BANDUNG, KOMPAS — Kesadaran akan hak-hak konsumen di masyarakat dinilai masih perlu ditingkatkan. Oleh karena itu, edukasi kepada konsumen tetap perlu, sementara produsen didorong memenuhi komitmennya.
Menteri Perdagangan Enggartiasto Lukita di Bandung, Jawa Barat, Selasa (19/3/2019), menyatakan, konsumen di Indonesia masih belum banyak yang mengadu jika produk yang dibeli tidak sesuai dengan harapan. Oleh karena itu, warga harus diberdayakan sehingga bisa mengetahui hak-hak konsumennya.
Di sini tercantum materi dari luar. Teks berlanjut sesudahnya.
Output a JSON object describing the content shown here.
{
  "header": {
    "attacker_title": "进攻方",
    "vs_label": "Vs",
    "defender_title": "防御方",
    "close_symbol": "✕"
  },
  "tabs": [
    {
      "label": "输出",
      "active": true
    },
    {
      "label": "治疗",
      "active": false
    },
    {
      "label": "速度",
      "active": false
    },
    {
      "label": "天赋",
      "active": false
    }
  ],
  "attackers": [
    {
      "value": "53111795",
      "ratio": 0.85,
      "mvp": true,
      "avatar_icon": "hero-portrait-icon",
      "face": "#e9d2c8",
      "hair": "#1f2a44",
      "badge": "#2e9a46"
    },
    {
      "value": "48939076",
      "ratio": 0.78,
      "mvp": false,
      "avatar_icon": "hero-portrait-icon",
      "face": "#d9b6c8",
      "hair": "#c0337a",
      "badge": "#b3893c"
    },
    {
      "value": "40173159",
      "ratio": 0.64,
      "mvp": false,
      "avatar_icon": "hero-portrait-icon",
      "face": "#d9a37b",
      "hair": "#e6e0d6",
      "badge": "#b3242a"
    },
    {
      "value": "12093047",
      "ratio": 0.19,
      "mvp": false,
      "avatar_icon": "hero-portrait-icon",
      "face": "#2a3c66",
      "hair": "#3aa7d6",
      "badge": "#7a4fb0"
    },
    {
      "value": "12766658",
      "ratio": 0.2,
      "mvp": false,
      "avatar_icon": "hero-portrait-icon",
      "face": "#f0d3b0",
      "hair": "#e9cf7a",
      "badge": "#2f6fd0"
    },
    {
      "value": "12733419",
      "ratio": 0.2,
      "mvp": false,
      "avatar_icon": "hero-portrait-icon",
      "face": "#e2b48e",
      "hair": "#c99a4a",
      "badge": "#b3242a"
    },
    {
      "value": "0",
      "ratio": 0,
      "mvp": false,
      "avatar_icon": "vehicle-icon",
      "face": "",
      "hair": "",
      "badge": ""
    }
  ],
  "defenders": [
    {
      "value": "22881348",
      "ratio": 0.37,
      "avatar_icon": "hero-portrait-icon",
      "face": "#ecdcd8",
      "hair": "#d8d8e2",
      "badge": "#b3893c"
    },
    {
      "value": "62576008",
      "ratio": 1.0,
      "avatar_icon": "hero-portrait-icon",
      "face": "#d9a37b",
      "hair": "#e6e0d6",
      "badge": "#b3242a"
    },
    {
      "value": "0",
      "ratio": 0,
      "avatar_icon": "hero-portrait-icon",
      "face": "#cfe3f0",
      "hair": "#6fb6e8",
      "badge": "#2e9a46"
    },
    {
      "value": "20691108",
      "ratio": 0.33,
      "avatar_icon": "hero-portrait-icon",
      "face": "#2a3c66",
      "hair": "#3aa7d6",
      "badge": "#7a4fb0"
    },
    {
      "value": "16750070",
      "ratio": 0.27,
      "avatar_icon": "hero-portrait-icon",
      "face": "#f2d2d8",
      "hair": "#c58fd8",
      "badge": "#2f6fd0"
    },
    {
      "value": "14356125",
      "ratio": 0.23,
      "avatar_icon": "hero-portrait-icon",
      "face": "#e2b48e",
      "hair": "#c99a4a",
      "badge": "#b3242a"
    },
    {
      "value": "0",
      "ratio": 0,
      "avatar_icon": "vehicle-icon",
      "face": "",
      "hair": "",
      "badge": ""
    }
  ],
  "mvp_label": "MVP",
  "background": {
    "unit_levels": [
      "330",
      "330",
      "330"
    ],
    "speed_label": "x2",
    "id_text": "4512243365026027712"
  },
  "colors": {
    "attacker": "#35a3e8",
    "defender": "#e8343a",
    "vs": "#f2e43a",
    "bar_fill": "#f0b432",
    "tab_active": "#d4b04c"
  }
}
Ada dua hal yang perlu diperhatikan, yaitu dari sisi produsen dan konsumen. ”Konsumen harus diedukasi, sementara produsen dan penjual harus bertanggung jawab dengan produk yang dijual. Mereka harus berusaha memenuhi janji dan komitmennya, di antaranya terkait kualitas barang yang dijual,” tuturnya saat ditemui di sela-sela pembukaan Hari Konsumen Nasional (Harkonas) Ke-7.
Kepala Badan Perlindungan Konsumen Nasional Ardiansyah Parman menambahkan, kesadaran masyarakat akan perlindungan konsumen semakin tinggi seiring meningkatnya laporan yang masuk. Menurut dia, pengaduan yang masuk lebih dari 400 laporan tahun 2018, sedangkan tahun sebelumnya hanya sekitar 100 pengaduan.
”Untuk tahun ini, saya memprediksi sampai lebih dari 500 aduan yang masuk. Peningkatan ini bukan berarti pelayanan terhadap konsumen semakin buruk, tetapi lebih kepada masyarakat yang mulai berani mengadu saat hak-haknya tidak dipenuhi penjual,” ujarnya.
Ardiansyah memaparkan, dari lima tingkatan kesadaran konsumen, warga Indonesia masih menempati kelas ketiga. Kelas pertama masih dalam tingkatan tahu, kelas dua masuk tingkatan paham, dan di kelas tiga masyarakat sudah mampu memberikan laporan. Warga belum masuk ke kelas empat, yaitu kritis, serta kelas lima, yaitu berdaya dalam memberikan suara dan timbal balik kepada produsen terkait produk yang dijual.
Saat ini, lanjutnya, Indeks Keberdayaan Konsumen di Indonesia masih sekitar 40 dari skor total 100. Oleh karena itu, pemberdayaan konsumen masih perlu dilakukan. ”Kalau sudah mencapai kelas tiga, masyarakat sudah mengetahui hak-hak konsumen dan bersedia mengadu kepada instansi terkait. Namun, masih belum kritis, apalagi berdaya,” ujarnya.
Di Jawa Barat, Balai Penyelesaian Sengketa Konsumen mencapai 17 lembaga pengadilan di 17 daerah. Gubernur Jawa Barat Ridwan Kamil menyampaikan, lembaga-lembaga ini dibentuk dengan harapan hak-hak konsumen masyarakat bisa dipenuhi.
”Populasi Jabar terbesar di Indonesia, hampir 50 juta jiwa. Mudah-mudahan ekonomi Indonesia akan luar biasa kalau konsumennya berdaya,” katanya.
Kamil menyebut, warga Jabar mulai beralih tren dalam membeli barang, dari konvensional ke penjualan daring melalui media sosial dan perdagangan elektrik (e-commerce). Karena itu, jaminan perlindungan konsumen diperlukan karena tidak semua perusahaan bisa memberikan kualitas yang sesuai dengan yang ditawarkan.
”Kalau produsen besar, saya yakin akan kualitasnya. Tetapi, kalau masih berupa usaha mikro, kecil, dan menengah (UMKM), perlu kami beri penyadaran agar mereka menyadari hak-hak konsumen,” ujarnya.
Sinergi
Perkembangan aktivitas perdagangan pada era digital ini juga memerlukan sinergi antarsektor. Ardiansyah berujar, sinergi dilakukan dengan peran aktif dari berbagai aspek terkait produk yang ditawarkan, seperti transportasi daring.
Menurut dia, sektor yang bertanggung jawab terhadap hak konsumen bukan hanya Kementerian Perhubungan. Masih ada banyak sektor, seperti keuangan digital, yang diawasi oleh Otoritas Jasa Keuangan hingga perkembangan aplikasi yang menjadi wewenang Kementerian Komunikasi dan Informatika.